So, I was listening to Andrew Nikiforuk on CBC this morning. Apparently, he's written a piece in the Globe and Mail about how Alberta, and increasingly Canada, are "petro-tyrannies" because of the dominance of oil in our economy. It's a bit too self-consciously "provocative" for me. Also, it suffers from the irredeemable flaw of taking Tom Friedman seriously. That said, there's something here worth discussing.
First of all, the whole "law of petropolitics" that Nikiforuk (via Friedman) is so worried about didn't seem to apply in either the UK or Norway, as just two examples. The North Sea oil boom didn't usher in a dictatorship of any kind, no matter how bad you think Maggie Thatcher was. Moreover, Nigeria has been getting more democratic as it's oil revenues have increased in the last decade. How do we square this with petrotyranny? We don't, because it's just some turd that Tom Friedman dropped on the NY Times op-ed page a while back, and doesn't deserve to be taken seriously.
There is, however, a much more rigorous and complex field of political science that looks at various "resource curses" throughout the world, including gold, diamonds, and of course oil. Golda Meir once joked "Don't talk to me about Moses -- he led us to the one country in the Middle East without oil." Might be, that was the best thing Moses ever did for the Jews: looking at, oh, every major oil-producing country in the world today south of Turkey, they're all what Gwynne Dyer calls "full-spectrum failures". They've failed to deal with their economies, failed to deal with their own politics, and crucially failed to deal with the existence of Israel. If it weren't for the oil under their feet, these regimes would all have ceased to exist long ago. The wealth that oil brings manages, in some cases, to keep things liveable.

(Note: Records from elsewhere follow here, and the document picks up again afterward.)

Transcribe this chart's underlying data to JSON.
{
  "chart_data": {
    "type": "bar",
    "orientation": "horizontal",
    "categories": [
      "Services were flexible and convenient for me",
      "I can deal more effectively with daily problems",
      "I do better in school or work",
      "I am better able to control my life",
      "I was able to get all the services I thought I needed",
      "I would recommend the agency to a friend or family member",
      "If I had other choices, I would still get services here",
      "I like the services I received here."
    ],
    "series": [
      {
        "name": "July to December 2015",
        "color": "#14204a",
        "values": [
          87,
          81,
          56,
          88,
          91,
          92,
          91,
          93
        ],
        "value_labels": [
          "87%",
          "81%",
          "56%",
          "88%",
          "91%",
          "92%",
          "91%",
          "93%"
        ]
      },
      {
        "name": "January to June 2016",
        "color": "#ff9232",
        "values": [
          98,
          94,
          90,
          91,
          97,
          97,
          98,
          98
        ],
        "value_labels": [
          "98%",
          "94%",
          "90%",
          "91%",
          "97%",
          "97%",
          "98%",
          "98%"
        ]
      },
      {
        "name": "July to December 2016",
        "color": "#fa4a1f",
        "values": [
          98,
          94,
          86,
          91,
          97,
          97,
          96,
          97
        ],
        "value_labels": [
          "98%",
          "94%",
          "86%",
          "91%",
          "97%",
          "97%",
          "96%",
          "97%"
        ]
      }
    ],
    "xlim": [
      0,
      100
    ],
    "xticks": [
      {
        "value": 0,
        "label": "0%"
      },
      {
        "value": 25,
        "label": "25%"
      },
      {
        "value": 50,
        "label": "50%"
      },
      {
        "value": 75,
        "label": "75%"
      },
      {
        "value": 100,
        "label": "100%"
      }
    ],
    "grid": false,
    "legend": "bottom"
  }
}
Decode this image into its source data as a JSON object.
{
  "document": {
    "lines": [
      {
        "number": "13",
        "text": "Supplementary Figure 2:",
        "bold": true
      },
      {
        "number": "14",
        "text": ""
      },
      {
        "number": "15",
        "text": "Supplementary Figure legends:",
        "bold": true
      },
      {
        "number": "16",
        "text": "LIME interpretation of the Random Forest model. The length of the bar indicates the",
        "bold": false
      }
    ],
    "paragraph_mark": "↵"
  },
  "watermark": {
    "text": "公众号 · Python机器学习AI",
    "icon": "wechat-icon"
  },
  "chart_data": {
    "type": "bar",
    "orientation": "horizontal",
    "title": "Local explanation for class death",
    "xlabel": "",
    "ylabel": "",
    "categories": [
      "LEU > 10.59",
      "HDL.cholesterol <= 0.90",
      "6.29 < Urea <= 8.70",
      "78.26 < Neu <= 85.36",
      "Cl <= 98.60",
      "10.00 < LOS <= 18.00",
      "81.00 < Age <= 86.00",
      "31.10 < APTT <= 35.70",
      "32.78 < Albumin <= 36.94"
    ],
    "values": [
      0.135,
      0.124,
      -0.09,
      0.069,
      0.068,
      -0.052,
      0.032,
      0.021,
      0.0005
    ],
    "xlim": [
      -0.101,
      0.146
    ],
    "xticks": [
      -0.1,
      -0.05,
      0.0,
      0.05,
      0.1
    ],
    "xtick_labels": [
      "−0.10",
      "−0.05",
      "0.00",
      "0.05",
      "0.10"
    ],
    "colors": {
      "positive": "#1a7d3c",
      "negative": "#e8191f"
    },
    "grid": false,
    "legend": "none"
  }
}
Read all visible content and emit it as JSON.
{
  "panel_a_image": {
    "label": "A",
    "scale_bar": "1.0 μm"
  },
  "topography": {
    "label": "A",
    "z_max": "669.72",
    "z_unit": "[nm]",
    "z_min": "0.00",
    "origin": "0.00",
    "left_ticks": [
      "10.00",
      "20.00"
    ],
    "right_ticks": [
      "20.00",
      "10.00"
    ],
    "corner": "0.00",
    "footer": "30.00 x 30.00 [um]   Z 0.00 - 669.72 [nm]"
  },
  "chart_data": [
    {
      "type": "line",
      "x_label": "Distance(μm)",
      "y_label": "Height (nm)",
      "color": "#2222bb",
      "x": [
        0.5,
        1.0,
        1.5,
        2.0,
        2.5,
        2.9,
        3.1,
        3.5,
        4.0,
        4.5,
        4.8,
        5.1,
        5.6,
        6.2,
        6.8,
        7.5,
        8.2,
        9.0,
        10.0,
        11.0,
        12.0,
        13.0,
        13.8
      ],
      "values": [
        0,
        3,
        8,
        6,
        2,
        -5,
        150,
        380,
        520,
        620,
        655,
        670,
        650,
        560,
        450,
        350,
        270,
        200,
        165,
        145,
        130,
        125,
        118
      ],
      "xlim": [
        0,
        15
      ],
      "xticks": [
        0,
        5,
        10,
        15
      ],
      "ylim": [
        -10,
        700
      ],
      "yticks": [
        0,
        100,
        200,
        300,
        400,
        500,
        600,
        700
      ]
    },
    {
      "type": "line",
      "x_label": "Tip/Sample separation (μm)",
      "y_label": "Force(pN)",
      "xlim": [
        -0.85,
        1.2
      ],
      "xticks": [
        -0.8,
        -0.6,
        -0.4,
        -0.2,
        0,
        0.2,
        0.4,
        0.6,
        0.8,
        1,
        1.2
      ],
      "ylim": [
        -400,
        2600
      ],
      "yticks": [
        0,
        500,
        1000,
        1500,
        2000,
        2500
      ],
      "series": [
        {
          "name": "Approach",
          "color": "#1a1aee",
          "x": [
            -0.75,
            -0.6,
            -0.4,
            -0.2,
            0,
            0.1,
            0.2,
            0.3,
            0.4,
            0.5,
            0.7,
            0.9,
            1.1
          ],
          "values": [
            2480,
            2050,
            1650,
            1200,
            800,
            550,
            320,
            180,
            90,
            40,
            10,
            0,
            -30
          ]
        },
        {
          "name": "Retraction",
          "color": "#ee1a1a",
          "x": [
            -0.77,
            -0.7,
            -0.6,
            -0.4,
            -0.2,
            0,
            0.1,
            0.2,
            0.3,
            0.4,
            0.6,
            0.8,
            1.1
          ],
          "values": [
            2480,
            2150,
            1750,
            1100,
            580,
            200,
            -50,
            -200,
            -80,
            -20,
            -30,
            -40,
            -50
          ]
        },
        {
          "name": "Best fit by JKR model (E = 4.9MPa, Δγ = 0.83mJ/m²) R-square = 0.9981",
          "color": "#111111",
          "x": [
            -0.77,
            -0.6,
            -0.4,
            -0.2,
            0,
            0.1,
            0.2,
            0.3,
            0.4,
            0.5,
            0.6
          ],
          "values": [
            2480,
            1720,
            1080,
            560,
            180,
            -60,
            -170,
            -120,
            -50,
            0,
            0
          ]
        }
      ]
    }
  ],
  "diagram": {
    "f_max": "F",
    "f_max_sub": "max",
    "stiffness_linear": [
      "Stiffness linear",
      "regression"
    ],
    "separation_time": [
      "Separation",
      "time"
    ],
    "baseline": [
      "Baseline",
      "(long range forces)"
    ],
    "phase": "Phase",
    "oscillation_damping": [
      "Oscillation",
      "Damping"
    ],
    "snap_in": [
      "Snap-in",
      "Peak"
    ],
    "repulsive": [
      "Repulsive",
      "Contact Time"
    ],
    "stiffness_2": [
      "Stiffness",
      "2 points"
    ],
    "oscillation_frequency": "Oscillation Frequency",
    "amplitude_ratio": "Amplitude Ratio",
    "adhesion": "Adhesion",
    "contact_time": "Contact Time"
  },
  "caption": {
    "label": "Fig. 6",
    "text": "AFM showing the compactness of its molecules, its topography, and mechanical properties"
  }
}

So what does this have to do with Alberta? Well, some. Oil wealth does let a government make a lot of mistakes and not have to pay for them -- Ralph Klein's debacle with energy deregulation was papered over with oil money.
(Hm. Klein's idiotic deregulation scheme cost the people of Alberta as much tax money as the problems at Human Resources Canada and the gun registry and the Sponsorship scandal, combined. Which of these issues got more air time in your eyes? Did you even know about Alberta's problems with electricity?)
But Nikiforuk seems to worry that this is a permanent state of affairs, and that Harper's ascendance is about to pave over the rest of Canadian democracy because of the impulse to develop the tar sands, so that we can be the new "Energy Superpower". I'm not as worried. The first thing is simply that we can expect Alberta's natural gas production to start dropping rapidly any day now, and when that goes it's going to take a substantial chunk of the Albertan government's income with it. Edmonton gets more money from gas ($5 billion, out of $35 billion in total provincial revenues) than it does from both forms of oil, so when production goes in to steep decline the Alberta treasury is going to have a serious shortfall to make up -- and that's assuming there aren't any knock-on effects on oil production, which of course there will be: the tar sands are powered by natural gas, after all.
One thing that I absolutely agree with Nikiforuk on is the need to actually stop and think about what we're doing in Alberta. Did we ever, as a country, vote about whether or not we want to be the gas stop for the American empire? I don't remember it, but Chretien, Martin, and Harper have all pursued this policy of supplanting Saudi Arabia as US gas stop with enthusiasm. The Americans, for their part, have no illusions about what Canada's role in the 21st century is: Cheney speaks regularly about Canada's role as "energy security" for the US.
And, once again, we need to face the obvious: Canada will never, ever, ever meet it's Kyoto obligations -- or any other climate change objectives -- so long as we're obsessed with wringing blood from a stone: the tar sands are too dirty, and require too much energy themselves, to ever be sustainable.
Subscribe to:
Post Comments (Atom)
1 comment:
It's worth noting that the unsustainability of resource economies is the flipside of the resource curse: on the one hand, abundant resources allow peoples to avoid the kind of diversification (and trade!) that creates stable economies; and, on the other hand, abundant resources are never abundant enough. Sooner or later, all resource-based economies have to change or die, because the oil/diamonds/furs/lumber/duck-billed platypuses either ran out or became too expensive to extract.
You have to wonder whether the Alberta government believes that the oil revenues will keep coming forever, or just believes that it's the "ordinary Albertan" who'll have to bear the brunt of the eventual collapse.